What This Means for Tender 3 Preparation
H2Global has signalled continuation of the programme beyond Tender 2, with the EUR 484 million Asia regional lot a likely candidate for the next window. Three implications for teams preparing:
- The bidder pool is wider than the corridor narrative suggests. If you are assuming you compete only with the obvious Indian, Middle Eastern, and North African suppliers, the Tender 2 cohort suggests otherwise.
- Strategic-tier preparation is the practical default. For a live tender bid, the screening output needs to be deep enough to inform PPA structuring, off-taker contracting, and the RFNBO compliance dossier. The lighter tiers are useful for orientation, not for bid preparation.
- The screening fits inside an afternoon, not a week. The compressed median time means screening is no longer the rate-limiting step in tender preparation. The bottleneck has moved upstream to documentation collection and contract structuring.
Honest Caveat
The Tender 2 cohort is a soft-launch dataset. The directional signal is clear, but the absolute numbers are small enough that subsequent tender windows may shift the pattern. The right read of this data is "the shape of the signal", not "the definitive market structure".

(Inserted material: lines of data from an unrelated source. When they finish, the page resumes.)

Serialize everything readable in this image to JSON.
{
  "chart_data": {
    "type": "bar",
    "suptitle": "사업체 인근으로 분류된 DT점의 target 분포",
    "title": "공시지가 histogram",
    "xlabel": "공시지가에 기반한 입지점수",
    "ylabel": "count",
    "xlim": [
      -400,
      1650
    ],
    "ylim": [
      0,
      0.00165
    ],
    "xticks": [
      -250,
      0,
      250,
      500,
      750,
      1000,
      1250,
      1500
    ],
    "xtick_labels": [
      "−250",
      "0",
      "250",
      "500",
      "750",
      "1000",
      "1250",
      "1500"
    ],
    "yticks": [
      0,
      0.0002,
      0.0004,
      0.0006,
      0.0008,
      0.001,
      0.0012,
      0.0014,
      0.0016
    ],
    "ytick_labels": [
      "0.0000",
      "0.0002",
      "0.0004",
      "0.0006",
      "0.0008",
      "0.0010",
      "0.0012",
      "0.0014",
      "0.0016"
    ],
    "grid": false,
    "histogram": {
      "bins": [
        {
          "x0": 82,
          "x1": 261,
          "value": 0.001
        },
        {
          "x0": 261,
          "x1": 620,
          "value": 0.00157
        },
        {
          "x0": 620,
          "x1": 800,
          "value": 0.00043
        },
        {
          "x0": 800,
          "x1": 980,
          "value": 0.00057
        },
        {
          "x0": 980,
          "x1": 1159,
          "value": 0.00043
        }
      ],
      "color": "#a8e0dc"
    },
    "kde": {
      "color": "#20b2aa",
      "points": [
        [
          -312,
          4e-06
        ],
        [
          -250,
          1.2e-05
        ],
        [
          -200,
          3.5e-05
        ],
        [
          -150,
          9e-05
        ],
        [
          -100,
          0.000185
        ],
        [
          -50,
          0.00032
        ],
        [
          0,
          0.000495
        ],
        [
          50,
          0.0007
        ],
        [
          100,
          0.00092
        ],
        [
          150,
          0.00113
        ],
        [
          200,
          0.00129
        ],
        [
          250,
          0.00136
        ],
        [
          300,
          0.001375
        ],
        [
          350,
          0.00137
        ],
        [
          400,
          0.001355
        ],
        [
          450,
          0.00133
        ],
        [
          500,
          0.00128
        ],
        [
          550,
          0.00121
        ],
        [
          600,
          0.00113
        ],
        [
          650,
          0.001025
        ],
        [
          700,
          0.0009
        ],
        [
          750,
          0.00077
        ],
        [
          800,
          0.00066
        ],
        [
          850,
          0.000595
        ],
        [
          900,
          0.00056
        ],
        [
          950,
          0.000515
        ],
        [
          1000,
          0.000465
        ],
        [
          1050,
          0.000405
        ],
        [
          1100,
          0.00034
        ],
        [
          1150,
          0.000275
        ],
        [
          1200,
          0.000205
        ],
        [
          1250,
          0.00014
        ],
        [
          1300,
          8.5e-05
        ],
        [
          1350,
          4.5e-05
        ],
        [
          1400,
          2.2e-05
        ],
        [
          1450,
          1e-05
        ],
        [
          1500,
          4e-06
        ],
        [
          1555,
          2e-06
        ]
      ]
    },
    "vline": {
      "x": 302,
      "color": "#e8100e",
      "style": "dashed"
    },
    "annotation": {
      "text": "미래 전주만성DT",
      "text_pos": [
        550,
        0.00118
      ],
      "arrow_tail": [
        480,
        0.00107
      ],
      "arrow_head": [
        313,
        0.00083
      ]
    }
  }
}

Tender 3 rehearsal mode is open at app.hygoat.in/h2global.
HyGOAT Implications
The Strategic-tier conversion pattern validates the depth-over-breadth approach. The geographic distribution suggests broader market education is still warranted across non-corridor markets. The compressed median time reinforces that the upstream constraint for tender preparation has shifted from screening to documentation and contracting workstreams.
If your team is preparing for the next H2Global window or another EU import auction with RFNBO-tied compliance requirements, the right time to start the screening is well before the documentation collection phase, not after.